En effet, le ministère de l’Instruction publique l’exclut de la liste des candidats autorisés à concourir car il est prêtre. Le 10 mai 1912, le Conseil d’Etat rejette le recours du prêtre.
Cet « arrêt Bouteyre » fait dès lors office de jurisprudence et consacre le principe de l’interdiction d’exercer dans l’enseignement secondaire public pour les prêtres et les religieux.
Il faut attendre le 21 septembre 1972 pour qu’un avis du Conseil d’Etat déclare que la neutralité de l’enseignement public n’empêche pas un ecclésiastique de concourir à l’agrégation.

Affiche du denier de l’Eglise

En 1810, le code pénal interdisait aux ministres des cultes de procéder à un mariage religieux si les intéressés ne donnaient pas la preuve de leur mariage civil.
Ce point est aménagé par le code pénal de 1994 qui stipule en son article 433-21 :
« Tout ministre d’un culte qui procédera, de manière habituelle, aux cérémonies religieuses de mariage sans que ne lui ait été justifié l’acte de mariage préalablement reçu par les officiers de l’état civil sera puni de six mois d’emprisonnement et de 7 500 euros d’amende. »
Ces dispositions prouvent, si besoin est, que la séparation des pouvoirs n’est pas nécessairement de mise aujourd’hui.
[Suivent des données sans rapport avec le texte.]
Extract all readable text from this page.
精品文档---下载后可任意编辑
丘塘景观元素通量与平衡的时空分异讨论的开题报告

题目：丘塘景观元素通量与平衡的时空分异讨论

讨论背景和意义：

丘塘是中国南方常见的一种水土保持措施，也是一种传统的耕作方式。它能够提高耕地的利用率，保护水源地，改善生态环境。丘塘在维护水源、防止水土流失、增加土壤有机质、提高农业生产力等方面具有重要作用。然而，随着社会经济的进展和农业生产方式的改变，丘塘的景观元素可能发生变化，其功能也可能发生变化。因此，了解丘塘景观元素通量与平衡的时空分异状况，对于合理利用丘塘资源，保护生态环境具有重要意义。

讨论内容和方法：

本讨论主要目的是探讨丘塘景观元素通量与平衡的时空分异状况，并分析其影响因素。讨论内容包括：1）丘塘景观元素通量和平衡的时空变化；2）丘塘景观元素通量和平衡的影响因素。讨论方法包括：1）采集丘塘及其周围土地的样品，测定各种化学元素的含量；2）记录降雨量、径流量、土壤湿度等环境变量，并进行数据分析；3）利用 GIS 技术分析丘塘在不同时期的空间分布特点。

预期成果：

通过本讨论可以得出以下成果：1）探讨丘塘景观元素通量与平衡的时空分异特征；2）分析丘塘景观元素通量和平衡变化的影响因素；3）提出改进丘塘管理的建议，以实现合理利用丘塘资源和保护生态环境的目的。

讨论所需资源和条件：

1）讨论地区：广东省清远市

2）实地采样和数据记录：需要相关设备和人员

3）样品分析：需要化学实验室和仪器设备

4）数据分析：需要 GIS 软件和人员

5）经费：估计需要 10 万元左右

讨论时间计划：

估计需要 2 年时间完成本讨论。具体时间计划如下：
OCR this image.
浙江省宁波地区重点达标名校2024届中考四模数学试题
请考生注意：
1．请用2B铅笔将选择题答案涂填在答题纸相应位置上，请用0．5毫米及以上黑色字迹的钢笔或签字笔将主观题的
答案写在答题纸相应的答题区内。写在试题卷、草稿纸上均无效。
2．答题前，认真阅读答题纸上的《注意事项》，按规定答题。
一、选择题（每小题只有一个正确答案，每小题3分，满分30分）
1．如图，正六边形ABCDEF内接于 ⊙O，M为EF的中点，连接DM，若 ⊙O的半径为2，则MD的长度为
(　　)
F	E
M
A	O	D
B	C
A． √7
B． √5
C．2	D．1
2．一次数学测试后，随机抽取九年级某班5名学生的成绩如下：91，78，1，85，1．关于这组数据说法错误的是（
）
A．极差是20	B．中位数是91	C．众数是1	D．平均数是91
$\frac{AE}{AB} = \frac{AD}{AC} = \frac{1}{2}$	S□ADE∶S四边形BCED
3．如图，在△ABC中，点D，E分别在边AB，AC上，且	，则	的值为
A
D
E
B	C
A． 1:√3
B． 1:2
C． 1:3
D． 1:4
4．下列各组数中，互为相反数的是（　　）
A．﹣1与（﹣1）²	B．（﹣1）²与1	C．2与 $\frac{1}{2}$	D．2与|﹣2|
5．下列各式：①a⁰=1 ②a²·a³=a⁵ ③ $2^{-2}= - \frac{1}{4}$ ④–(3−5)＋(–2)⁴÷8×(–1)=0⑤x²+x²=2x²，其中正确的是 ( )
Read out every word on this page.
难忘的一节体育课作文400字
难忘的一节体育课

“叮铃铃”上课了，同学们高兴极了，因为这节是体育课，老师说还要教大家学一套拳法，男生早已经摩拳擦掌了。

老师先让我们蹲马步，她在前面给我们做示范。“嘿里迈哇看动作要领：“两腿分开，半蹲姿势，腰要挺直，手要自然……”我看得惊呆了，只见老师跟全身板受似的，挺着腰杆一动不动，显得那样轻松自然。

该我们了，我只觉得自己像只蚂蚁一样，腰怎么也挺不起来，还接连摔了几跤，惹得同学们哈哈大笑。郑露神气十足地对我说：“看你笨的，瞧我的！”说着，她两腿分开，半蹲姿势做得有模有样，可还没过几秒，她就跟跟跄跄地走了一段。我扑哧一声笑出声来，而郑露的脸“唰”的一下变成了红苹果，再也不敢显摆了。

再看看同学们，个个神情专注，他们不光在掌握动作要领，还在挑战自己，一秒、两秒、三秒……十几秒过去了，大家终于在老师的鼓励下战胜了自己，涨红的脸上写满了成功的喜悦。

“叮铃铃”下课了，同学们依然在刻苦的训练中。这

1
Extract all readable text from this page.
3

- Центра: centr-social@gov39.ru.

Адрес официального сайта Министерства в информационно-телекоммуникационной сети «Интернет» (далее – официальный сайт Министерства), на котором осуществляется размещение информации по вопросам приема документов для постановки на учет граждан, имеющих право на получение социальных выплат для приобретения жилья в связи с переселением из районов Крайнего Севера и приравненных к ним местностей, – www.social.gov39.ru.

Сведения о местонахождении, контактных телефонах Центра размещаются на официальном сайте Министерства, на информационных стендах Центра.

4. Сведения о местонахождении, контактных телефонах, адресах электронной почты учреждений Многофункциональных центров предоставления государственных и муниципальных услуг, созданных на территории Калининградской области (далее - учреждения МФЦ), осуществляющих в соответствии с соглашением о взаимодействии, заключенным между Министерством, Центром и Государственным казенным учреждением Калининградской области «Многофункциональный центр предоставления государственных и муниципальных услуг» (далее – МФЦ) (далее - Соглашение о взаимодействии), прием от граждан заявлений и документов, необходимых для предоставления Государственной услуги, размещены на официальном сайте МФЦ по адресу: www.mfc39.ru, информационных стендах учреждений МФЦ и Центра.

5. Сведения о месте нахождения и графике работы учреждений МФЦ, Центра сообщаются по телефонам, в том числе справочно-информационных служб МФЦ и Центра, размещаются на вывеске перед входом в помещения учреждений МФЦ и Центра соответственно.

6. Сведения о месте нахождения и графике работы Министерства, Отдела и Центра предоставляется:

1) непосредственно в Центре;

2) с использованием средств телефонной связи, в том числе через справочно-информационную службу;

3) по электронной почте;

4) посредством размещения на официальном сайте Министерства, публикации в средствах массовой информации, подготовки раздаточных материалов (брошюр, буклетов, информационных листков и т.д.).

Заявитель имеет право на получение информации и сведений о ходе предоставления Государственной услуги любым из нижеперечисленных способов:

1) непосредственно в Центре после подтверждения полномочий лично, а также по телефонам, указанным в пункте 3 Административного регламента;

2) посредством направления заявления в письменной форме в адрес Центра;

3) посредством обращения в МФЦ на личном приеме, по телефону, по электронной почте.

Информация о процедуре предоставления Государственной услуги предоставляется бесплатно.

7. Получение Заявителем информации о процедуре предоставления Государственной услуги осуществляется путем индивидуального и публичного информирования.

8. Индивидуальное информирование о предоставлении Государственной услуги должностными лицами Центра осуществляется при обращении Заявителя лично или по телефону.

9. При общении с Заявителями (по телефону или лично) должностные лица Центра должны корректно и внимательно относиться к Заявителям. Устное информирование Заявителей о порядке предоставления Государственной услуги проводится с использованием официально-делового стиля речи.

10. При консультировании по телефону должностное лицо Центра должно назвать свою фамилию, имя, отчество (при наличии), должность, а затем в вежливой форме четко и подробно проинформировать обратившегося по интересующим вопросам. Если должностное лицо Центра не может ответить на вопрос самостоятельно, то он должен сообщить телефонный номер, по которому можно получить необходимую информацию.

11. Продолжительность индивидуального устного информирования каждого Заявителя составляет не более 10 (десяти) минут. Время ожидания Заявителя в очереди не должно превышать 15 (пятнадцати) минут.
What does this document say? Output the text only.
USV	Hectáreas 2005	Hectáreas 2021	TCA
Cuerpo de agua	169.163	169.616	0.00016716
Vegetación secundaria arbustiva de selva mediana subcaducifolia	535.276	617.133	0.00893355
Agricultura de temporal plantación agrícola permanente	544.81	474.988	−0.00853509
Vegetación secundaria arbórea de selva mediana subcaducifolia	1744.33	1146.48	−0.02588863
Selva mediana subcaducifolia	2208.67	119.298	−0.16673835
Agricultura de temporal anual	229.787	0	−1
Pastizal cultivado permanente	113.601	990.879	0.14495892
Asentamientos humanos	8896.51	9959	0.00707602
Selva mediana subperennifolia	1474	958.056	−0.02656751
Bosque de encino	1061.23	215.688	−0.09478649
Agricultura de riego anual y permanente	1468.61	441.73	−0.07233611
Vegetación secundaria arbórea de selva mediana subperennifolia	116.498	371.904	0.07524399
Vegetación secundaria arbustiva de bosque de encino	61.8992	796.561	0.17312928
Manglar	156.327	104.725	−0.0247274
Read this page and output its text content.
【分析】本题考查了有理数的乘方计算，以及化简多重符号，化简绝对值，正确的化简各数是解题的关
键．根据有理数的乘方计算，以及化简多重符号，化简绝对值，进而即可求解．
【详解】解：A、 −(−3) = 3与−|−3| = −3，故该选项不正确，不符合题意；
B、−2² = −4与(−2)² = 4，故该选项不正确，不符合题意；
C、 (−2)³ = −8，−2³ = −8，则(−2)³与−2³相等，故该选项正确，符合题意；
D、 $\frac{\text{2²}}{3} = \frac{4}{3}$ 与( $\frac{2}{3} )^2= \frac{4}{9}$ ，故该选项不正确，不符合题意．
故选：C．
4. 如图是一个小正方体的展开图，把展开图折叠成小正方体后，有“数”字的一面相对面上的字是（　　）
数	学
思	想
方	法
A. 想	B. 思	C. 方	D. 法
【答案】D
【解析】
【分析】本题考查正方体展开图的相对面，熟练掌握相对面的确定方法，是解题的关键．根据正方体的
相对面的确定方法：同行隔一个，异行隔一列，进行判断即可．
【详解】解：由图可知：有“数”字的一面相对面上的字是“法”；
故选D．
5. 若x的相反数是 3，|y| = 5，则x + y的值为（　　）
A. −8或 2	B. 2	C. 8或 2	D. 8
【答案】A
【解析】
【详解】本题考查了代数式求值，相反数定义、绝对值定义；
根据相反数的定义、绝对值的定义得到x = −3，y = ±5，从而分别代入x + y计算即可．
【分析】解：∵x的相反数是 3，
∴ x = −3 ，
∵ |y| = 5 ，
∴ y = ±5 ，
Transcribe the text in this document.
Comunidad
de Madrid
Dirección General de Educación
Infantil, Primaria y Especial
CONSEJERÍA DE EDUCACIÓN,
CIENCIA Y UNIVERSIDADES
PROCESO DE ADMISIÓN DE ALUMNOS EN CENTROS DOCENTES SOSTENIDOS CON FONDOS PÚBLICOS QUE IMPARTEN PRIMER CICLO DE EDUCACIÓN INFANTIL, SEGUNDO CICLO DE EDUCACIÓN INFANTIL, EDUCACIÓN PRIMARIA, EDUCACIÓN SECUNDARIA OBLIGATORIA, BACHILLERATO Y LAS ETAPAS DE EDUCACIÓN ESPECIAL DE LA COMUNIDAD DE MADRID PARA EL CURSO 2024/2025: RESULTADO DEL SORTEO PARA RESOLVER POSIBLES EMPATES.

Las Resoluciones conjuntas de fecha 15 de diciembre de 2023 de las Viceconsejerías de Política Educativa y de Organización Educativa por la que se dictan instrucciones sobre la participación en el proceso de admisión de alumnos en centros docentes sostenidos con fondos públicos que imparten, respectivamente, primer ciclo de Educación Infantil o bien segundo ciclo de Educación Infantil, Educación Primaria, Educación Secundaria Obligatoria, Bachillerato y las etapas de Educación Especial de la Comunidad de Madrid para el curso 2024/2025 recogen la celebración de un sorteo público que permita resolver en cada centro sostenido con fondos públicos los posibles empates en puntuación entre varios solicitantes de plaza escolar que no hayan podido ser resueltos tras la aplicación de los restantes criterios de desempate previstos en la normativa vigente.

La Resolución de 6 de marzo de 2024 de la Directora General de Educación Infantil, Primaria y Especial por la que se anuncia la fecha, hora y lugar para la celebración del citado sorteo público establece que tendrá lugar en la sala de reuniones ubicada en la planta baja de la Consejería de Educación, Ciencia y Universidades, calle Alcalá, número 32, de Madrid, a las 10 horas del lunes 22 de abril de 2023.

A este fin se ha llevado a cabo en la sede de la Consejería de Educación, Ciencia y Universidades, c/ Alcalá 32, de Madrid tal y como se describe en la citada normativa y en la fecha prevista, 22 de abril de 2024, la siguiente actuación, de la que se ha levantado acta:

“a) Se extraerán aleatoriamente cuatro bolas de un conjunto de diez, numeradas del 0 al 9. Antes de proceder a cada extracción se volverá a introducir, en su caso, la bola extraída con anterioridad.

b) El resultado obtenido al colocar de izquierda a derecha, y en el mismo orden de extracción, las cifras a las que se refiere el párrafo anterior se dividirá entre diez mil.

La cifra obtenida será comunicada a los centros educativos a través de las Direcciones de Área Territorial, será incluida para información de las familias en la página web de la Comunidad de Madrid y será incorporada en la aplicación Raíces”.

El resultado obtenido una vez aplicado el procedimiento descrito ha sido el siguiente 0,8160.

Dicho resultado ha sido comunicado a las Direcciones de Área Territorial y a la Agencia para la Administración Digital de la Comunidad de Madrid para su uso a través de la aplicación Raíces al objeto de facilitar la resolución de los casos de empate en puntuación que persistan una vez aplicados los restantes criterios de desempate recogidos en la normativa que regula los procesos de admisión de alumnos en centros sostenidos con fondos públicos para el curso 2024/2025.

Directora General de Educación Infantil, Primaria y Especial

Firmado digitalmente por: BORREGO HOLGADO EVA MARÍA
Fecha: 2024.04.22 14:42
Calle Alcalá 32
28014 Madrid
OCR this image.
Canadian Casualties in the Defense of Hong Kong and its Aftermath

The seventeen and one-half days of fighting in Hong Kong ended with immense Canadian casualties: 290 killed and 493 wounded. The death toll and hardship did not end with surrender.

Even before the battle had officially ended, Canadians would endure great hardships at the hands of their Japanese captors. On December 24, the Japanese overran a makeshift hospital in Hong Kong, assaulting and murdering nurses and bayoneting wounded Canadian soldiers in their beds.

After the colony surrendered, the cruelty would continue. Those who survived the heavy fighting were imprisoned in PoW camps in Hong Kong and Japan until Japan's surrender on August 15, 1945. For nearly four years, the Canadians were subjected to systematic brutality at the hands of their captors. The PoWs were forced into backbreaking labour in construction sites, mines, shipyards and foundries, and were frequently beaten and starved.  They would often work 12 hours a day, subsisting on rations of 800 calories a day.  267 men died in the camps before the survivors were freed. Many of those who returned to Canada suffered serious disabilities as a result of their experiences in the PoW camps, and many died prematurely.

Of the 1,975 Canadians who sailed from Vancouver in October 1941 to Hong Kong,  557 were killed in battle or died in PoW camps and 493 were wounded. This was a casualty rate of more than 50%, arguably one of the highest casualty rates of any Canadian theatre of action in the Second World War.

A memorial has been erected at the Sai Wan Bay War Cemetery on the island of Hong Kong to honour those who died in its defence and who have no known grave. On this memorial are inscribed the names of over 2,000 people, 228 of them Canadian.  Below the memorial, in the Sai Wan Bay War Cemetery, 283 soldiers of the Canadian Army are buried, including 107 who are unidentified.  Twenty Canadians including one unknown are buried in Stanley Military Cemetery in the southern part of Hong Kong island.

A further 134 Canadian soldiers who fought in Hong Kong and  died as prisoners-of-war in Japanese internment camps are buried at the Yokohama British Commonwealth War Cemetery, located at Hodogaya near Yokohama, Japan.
Des difficultés persistent

La loi de 1905 permet une plus grande indépendance du domaine spirituel par rapport au pouvoir temporel, ce qui n’est pas sans rencontrer quelques difficultés comme l’illustre l’inertie de certaines municipalités pour assurer l’entretien des édifices cultuels de leur commune.
Par ailleurs, il convient d’éviter le piège de ceux qui arguent de cette loi pour cantonner l’expression de la foi des chrétiens à la vie privée alors que, par fidélité à la mission d’évangélisation, le témoignage de la foi chrétienne appartient au domaine personnel, ce qui est différent, et revêt par nature un caractère public.

Ludovic LALOUX
Docteur en histoire, professeur agrégé
chargé de cours à l’Université de Lille III


Né en 1963, Ludovic LALOUX publie à 25 ans, « Le Mouvement eucharistique des jeunes », qui est son mémoire de maîtrise en histoire. En 1999, à l’Université de Lille III, il soutient sa thèse de doctorat en histoire : Les étapes du renouvellement de l’Apostolat des laïcs, en France, depuis le concile Vatican II.
Nommé à l’Institut universitaire de formation des maîtres du Nord-Pas-de-Calais, il est membre du comité éditorial de la revue Histoire de « christianisme magazine ».